На несколько минут он серьезно отдался процессии разгневанных разноименных жен, а затем продолжал:
– Нас, пассажиров, было только двое, если не считать неимоверного количества крыс, тараканов и скорпионов.
– Но при чем тут ваша картина?
– Погодите… Когда-то судно возило пассажиров-китайцев, и потому на его нижней палубе были сделаны скамьи для двух тысяч желтокожих сынов небесной империи. Скамьи эти, однако, убрали, и нижняя палуба оказалась совершенно пустой. Свет проникал на нее сквозь амбразуры для орудий, свет не совсем удобный для работы, особенно с непривычки, и я по целым неделям волей-неволей сидел сложа руки. Наши судовые карты истрепались вконец, и наш шкипер не решался идти на юг, опасаясь штормов. Он тащился от острова до острова, а я со скуки принялся расписывать стену на нижней палубе. У шкипера в кладовой нашлись коричневая и зеленая краски для окраски шлюпок и черная для цепей и других железных предметов, и это было все, чем я мог располагать.
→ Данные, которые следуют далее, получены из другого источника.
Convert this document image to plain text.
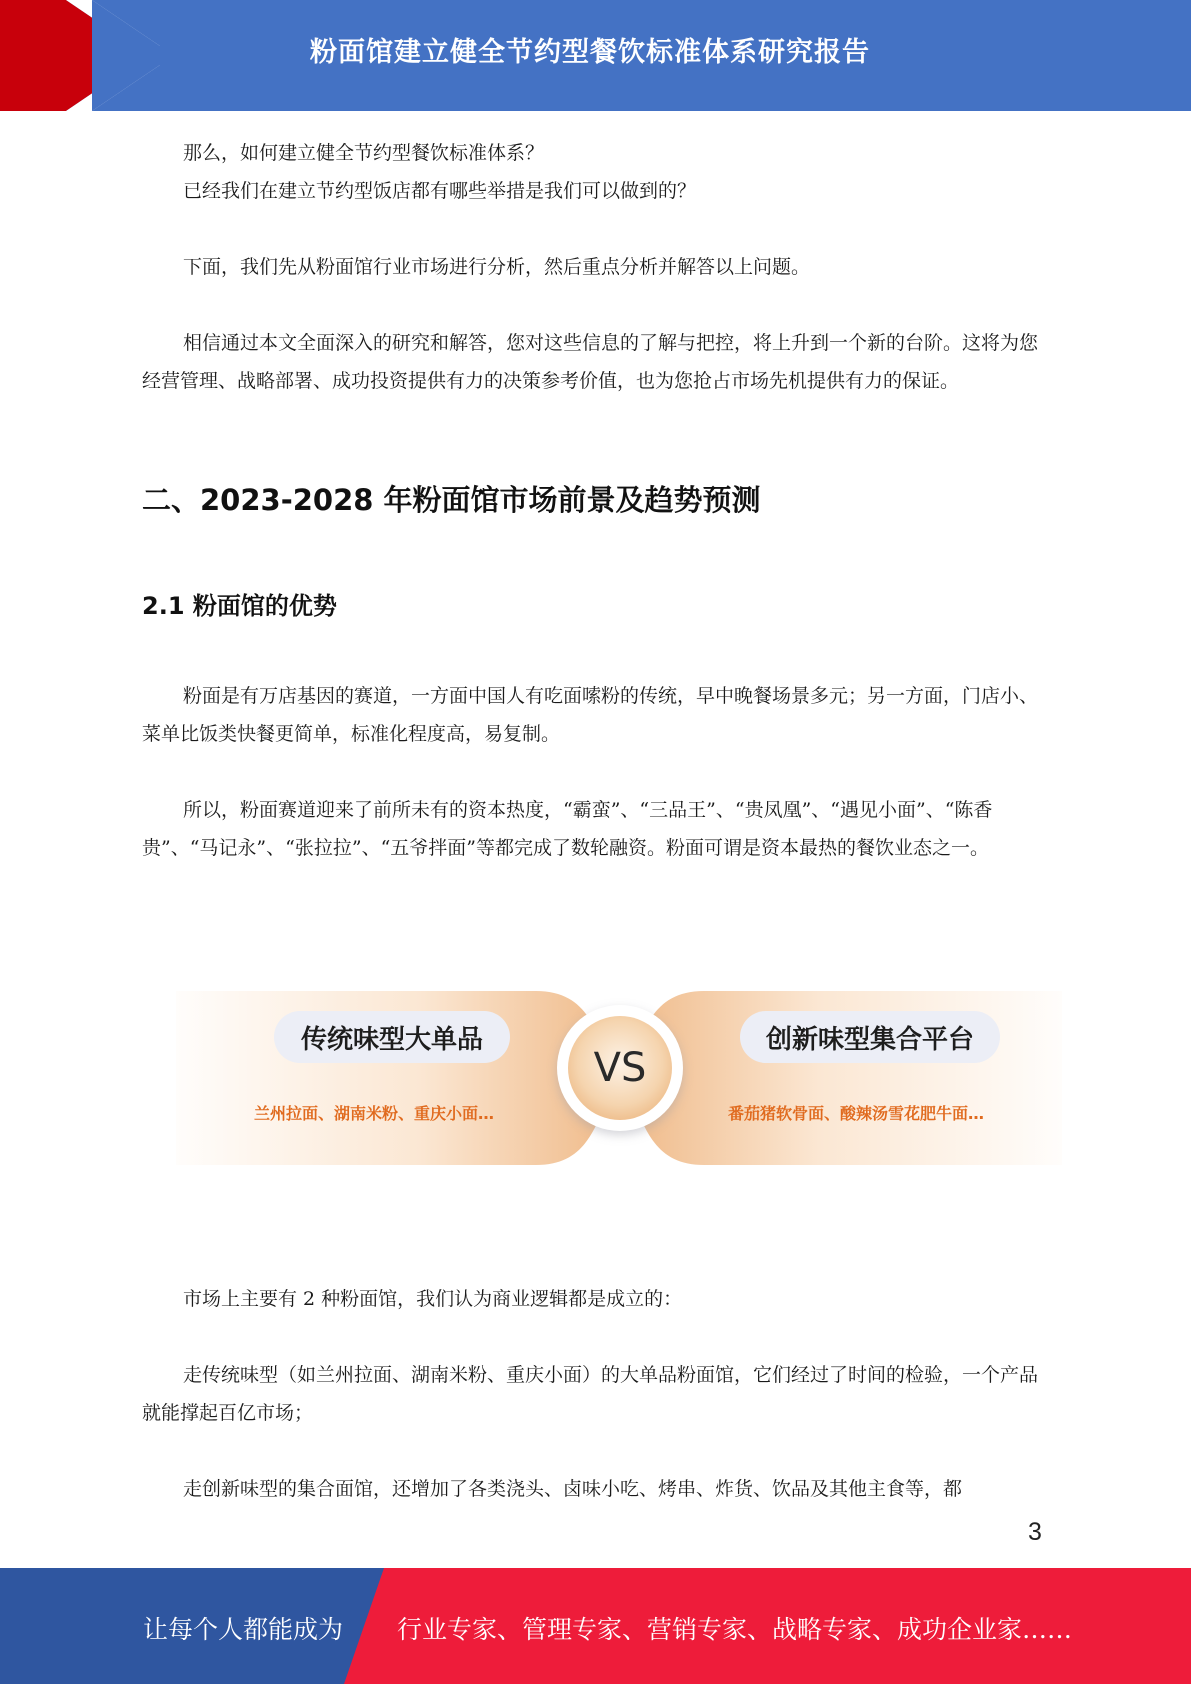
粉面馆建立健全节约型餐饮标准体系研究报告
那么，如何建立健全节约型餐饮标准体系？
已经我们在建立节约型饭店都有哪些举措是我们可以做到的？
下面，我们先从粉面馆行业市场进行分析，然后重点分析并解答以上问题。
相信通过本文全面深入的研究和解答，您对这些信息的了解与把控，将上升到一个新的台阶。这将为您经营管理、战略部署、成功投资提供有力的决策参考价值，也为您抢占市场先机提供有力的保证。
二、2023-2028 年粉面馆市场前景及趋势预测
2.1 粉面馆的优势
粉面是有万店基因的赛道，一方面中国人有吃面嗦粉的传统，早中晚餐场景多元；另一方面，门店小、菜单比饭类快餐更简单，标准化程度高，易复制。
所以，粉面赛道迎来了前所未有的资本热度，“霸蛮”、“三品王”、“贵凤凰”、“遇见小面”、“陈香贵”、“马记永”、“张拉拉”、“五爷拌面”等都完成了数轮融资。粉面可谓是资本最热的餐饮业态之一。
传统味型大单品
兰州拉面、湖南米粉、重庆小面…
VS
创新味型集合平台
番茄猪软骨面、酸辣汤雪花肥牛面…
市场上主要有 2 种粉面馆，我们认为商业逻辑都是成立的：
走传统味型（如兰州拉面、湖南米粉、重庆小面）的大单品粉面馆，它们经过了时间的检验，一个产品就能撑起百亿市场；
走创新味型的集合面馆，还增加了各类浇头、卤味小吃、烤串、炸货、饮品及其他主食等，都
3
让每个人都能成为 行业专家、管理专家、营销专家、战略专家、成功企业家……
– Пассажиры, вероятно, принимали вас за помешанного.
– Их, кроме меня, была всего только одна женщина, и она-то и внушила мне идею этой картины.
– Что она собой представляла? – спросил Торпенгоу.
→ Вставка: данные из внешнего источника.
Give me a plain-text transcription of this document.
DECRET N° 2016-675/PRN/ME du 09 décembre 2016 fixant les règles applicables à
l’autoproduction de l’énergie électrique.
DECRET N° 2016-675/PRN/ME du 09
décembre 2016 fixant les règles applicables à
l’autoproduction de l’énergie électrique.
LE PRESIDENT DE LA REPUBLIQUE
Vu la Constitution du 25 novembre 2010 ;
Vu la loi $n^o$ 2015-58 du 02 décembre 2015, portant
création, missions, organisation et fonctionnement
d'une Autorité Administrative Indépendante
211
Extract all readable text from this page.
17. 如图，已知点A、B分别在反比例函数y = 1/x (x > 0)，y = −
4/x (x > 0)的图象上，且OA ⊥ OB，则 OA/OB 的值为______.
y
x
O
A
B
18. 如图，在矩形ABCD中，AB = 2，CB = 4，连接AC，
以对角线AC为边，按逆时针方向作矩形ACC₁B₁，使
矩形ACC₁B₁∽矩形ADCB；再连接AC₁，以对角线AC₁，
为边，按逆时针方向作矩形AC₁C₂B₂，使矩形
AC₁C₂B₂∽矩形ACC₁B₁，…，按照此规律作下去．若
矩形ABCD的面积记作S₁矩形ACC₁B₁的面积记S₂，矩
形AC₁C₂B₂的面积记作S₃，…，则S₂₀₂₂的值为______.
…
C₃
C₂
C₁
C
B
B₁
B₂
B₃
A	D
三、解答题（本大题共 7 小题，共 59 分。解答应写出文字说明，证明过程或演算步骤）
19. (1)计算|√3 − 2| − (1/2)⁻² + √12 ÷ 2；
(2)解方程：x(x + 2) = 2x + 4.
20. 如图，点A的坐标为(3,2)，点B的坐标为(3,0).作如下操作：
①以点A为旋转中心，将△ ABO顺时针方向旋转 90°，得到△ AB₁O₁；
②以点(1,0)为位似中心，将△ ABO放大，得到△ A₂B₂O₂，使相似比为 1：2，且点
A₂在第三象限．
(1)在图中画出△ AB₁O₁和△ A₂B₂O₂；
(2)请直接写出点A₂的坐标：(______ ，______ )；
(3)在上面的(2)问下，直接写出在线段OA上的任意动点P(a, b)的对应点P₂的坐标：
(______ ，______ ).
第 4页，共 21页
– Это была помесь негритянки с еврейкой-кубанкой, и мораль ее была соответствующая; она не умела ни читать, ни писать и не считала нужным чему-нибудь учиться, но часто приходила вниз смотреть на мою работу, что весьма не нравилось нашему шкиперу, который вез ее для себя, а ему приходилось проводить большую часть времени на мостике.
– Понимаю. Вам было, вероятно, очень весело.
– Это было лучшее время моей жизни! Начать с того, что мы никогда не знали, плывем ли мы вперед или назад и будем ли мы живы каждый раз, когда море начинало бурлить. Когда же наступал штиль, то это был настоящий рай, в котором женщина растирала краски и болтала на ломаном английском языке, а шкипер поминутно прокрадывался вниз и подстерегал нас, уверяя меня, что он боится пожара и потому часто наведывается на нижнюю палубу. И мы никак не могли предвидеть, когда нас застанут врасплох, и при этом, имея грандиозную идею, я располагал для ее осуществления всего только тремя красками.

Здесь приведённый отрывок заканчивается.